The poorest stanine (Ninth) of American men dies, on average, 17 years younger than the richest stanine of American Men.
The rich are murdering the poor.
They are murdering the poor every time the poor are relegated to dialysis centers which have deficient cleansing equipment and patients are infected with the infected blood of other patients.
They are murdering the poor every time the poor are consigned to the ubiquitous junk food cuisine of poverty: Too much fat, not enough proteins, minerals and vitamins and a vast array of carcinogens and toxins, many of which are illegal for sale in Europe.

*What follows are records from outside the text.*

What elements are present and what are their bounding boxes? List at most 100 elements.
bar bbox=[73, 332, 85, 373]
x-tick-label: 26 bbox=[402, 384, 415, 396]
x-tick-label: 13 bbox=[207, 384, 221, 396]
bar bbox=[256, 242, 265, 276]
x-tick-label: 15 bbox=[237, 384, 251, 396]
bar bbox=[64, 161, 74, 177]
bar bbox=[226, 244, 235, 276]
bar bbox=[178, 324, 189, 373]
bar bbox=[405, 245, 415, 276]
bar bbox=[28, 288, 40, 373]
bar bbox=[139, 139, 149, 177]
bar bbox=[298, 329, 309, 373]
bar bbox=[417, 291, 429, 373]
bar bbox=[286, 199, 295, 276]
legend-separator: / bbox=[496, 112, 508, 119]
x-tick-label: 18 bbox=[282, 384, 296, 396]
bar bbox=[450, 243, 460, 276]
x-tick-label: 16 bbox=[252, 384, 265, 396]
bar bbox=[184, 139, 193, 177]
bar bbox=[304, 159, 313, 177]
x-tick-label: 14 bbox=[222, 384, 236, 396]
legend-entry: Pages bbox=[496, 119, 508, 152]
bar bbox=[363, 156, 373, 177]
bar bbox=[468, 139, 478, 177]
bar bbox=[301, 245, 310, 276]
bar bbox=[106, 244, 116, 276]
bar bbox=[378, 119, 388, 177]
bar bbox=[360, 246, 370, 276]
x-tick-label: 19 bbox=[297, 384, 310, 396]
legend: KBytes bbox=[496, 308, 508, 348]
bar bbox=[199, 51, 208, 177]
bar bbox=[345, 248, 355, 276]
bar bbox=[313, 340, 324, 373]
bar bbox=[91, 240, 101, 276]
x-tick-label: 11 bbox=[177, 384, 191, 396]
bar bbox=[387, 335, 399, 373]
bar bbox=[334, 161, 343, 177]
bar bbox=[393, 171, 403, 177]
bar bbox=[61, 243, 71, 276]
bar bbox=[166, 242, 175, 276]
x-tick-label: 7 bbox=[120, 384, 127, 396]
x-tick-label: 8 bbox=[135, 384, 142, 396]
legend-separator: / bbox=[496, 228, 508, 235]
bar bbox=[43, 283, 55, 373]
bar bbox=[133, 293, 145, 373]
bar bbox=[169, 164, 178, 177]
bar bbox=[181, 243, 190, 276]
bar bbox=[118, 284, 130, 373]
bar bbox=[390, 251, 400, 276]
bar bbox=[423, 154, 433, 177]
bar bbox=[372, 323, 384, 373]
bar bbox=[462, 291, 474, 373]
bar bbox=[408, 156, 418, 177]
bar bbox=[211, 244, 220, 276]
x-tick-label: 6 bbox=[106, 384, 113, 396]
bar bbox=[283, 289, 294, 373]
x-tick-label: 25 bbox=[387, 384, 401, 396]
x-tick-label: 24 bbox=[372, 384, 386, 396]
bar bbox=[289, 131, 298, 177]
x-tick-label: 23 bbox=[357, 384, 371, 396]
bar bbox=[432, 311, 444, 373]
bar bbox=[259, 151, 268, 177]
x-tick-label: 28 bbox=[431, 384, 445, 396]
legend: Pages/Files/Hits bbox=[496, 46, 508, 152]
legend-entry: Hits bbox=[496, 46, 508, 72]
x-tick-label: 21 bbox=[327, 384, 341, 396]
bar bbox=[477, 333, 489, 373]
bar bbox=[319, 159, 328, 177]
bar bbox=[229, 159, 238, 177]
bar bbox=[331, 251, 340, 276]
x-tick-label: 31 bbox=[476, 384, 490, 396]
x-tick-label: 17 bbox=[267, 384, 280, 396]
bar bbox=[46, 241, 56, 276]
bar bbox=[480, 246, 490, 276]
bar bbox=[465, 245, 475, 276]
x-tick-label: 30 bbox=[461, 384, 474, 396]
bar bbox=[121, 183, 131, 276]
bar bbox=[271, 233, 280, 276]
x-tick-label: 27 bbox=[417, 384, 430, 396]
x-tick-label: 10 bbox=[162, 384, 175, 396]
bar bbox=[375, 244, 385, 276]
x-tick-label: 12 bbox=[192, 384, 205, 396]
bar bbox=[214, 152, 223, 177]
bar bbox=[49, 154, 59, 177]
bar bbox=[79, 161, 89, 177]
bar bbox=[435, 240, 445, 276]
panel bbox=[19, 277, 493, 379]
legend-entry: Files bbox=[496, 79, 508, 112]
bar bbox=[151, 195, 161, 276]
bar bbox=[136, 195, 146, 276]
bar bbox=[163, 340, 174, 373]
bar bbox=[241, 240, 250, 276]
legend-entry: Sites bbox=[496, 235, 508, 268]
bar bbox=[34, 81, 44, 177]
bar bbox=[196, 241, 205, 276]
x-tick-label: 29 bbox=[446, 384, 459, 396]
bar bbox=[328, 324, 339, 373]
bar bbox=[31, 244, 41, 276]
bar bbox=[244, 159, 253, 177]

They are murdering the poor every time a doctor punishes a patient, for having Medicaid or Medicaid, by not giving the patient time to tell him that his feet have become swollen (this can signal heart failure), that his stool is malodorous and lighter in color (this is consistent with giardiasis), that he is terribly thirty (this suggests hyperglycemia), etc.
They are murdering the poor in the way in which they prosecute minor, non-violent crime (In NYC, the prosecution will request adjournments as often as 50 times because the arresting office was not available to testify; meanwhile the defendant, who may have merely parked in the wrong spot, missed 50 days of work to show up in Court and consequently lost his job – and then he has the goddamn right to blow up the police precinct.
They are murdering the poor because in this increasingly sordid country one’s worth is positively correlated with one’s income or wealth. Virtue means nothing. Talent means nothing. And what once were characterized as Charity or philanthropy are deemed wimpish concerns for the impotent and inoffensive human detritus who will soon be slaughtered and trod underground to grow cabbages.